The poster advertises the new Spitfire IIB – with a larger engine than the Mk I, and armed with two cannons and four machine guns, rather than the original eight machine guns which was . The version published in the Daily Mail articles was overprinted with a message to Packard War Workers in the United States. It is assumed that the Spanish version here was either related to the production of Hispano cannon – for all that the cannon were made under licence in the UK, or related to the Hispanic US population engaged in the production of Spitfire parts in the US.

The Mk II was put into production before the Battle of Britian, so this poster dates to a time before the Spitfire had become the saviour of Britain. A very rare survivor.
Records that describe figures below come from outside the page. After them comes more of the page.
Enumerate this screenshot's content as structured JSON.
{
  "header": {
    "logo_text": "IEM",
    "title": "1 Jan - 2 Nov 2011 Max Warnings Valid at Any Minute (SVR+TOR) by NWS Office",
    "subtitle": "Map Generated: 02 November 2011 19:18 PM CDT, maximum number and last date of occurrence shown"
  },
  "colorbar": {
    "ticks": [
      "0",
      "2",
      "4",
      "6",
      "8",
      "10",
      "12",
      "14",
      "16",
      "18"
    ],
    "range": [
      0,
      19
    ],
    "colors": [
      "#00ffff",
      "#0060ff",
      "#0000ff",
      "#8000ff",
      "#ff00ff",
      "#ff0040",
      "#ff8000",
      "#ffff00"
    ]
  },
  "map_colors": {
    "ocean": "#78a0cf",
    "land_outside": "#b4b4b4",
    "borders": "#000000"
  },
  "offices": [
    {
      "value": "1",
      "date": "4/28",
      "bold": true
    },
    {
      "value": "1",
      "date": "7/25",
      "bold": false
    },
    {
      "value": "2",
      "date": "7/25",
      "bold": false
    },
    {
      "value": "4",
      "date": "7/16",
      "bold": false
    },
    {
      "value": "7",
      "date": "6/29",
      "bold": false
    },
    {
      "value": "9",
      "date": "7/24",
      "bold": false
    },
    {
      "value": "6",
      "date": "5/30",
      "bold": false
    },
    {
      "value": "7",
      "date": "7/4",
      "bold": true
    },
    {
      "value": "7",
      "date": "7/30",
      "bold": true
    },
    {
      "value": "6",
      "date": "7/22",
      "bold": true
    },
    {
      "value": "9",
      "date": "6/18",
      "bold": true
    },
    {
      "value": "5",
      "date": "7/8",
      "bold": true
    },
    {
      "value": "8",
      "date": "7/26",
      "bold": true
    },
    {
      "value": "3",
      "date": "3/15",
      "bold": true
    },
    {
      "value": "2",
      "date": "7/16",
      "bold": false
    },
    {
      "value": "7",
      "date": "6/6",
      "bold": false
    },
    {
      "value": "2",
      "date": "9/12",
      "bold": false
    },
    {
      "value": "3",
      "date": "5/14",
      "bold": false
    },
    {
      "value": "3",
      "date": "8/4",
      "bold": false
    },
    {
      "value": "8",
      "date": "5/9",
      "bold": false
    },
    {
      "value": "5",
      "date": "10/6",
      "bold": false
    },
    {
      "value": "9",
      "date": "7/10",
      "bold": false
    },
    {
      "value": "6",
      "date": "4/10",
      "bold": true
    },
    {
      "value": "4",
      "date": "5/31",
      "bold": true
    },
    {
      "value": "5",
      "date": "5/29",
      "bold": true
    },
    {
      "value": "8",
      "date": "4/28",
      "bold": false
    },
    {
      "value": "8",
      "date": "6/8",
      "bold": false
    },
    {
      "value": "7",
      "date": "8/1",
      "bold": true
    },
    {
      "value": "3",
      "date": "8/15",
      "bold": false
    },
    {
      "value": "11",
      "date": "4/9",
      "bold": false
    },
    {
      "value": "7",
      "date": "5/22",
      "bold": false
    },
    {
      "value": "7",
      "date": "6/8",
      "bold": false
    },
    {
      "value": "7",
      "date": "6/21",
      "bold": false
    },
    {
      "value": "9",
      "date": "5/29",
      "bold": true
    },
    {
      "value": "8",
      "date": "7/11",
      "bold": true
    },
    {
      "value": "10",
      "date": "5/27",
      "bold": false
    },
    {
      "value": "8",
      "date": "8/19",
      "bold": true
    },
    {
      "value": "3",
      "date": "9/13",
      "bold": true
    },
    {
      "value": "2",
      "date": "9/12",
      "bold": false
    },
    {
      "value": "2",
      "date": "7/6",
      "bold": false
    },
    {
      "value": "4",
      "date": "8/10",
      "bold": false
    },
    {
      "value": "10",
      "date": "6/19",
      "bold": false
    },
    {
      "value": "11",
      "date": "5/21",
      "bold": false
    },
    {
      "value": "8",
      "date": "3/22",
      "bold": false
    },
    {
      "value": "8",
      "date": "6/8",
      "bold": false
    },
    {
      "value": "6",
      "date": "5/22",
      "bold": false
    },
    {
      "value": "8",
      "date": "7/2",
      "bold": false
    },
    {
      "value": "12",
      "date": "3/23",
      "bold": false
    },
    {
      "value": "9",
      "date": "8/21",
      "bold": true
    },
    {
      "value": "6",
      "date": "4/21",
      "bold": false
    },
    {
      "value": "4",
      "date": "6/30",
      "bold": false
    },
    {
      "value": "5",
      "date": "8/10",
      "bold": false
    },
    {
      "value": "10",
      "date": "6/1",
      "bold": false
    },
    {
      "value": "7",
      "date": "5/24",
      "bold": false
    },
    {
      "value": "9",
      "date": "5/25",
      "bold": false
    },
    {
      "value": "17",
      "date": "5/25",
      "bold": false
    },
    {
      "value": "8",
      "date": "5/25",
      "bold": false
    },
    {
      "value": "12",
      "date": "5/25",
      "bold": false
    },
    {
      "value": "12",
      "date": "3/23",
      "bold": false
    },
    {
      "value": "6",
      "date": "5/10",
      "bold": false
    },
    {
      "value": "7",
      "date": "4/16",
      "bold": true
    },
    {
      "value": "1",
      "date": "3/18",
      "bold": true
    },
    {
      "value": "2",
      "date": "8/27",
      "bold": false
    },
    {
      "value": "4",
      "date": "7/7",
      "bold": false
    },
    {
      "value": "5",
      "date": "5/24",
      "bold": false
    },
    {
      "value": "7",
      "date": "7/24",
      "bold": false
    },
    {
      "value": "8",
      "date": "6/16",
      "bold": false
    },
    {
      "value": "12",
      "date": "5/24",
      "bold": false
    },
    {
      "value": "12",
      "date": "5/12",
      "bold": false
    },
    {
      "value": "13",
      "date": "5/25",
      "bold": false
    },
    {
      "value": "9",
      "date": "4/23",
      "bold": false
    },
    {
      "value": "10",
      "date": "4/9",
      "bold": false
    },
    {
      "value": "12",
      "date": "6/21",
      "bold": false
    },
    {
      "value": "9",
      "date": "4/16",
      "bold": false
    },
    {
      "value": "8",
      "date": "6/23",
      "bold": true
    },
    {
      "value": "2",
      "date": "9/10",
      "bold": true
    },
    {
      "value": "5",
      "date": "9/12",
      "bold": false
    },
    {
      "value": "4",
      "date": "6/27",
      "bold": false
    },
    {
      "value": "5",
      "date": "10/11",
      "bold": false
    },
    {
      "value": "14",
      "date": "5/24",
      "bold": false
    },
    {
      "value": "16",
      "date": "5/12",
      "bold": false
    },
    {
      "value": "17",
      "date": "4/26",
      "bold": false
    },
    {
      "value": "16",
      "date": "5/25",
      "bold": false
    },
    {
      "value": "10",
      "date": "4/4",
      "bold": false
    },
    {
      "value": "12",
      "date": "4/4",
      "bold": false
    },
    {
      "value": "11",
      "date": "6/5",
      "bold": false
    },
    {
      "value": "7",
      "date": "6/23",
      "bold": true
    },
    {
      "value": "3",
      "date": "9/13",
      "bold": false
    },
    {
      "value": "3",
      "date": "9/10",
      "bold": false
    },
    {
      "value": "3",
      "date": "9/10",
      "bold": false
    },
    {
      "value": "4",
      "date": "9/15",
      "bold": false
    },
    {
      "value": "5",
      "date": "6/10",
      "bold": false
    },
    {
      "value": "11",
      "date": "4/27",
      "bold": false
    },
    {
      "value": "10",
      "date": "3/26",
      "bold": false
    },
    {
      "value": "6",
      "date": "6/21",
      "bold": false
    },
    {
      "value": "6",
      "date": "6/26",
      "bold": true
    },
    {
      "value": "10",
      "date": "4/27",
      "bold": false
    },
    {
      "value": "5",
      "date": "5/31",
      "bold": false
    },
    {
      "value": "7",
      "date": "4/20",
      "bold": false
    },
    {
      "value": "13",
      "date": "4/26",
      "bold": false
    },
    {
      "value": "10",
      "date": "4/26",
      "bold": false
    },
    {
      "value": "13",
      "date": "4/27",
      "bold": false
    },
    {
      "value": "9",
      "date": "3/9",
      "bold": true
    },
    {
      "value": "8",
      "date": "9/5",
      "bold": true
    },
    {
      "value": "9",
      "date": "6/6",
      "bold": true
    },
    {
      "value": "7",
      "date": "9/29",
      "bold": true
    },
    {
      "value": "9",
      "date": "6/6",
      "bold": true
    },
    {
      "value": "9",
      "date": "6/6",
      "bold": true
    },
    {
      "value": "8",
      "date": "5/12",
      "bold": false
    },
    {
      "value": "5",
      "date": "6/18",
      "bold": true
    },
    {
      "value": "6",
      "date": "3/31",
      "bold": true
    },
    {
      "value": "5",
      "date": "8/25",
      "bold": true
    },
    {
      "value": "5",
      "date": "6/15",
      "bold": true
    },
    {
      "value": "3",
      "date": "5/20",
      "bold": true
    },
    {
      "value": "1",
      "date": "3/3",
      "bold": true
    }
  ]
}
With an even more powerful Rolls-Royce “Merlin” engine, the “Spitfire” enters the lists again, re-engined and re-armed. It is now armed with two cannon and four machine guns. The official speed of “Spitfire I” was over 366 m.p.h. at 18.500 feet. The rate of initial climb was 2,300 feet per minute. Points in “Spitfire” design are its all-metal construction, stressed metal covering, outwards retracting undercarriage. Fixed tail wheel, radiator under starboard wing, are other points. Wing-span is 36 feet 10 inches; height, 11 feet 5 inches. The Supermarine “Spitfire I” was evolved from the seaplance which wone the Schneider Trophy, for the third successive time and outright in 1931. “Achtung Schpitfeuer” are still the last words many a Nazi airman will hear.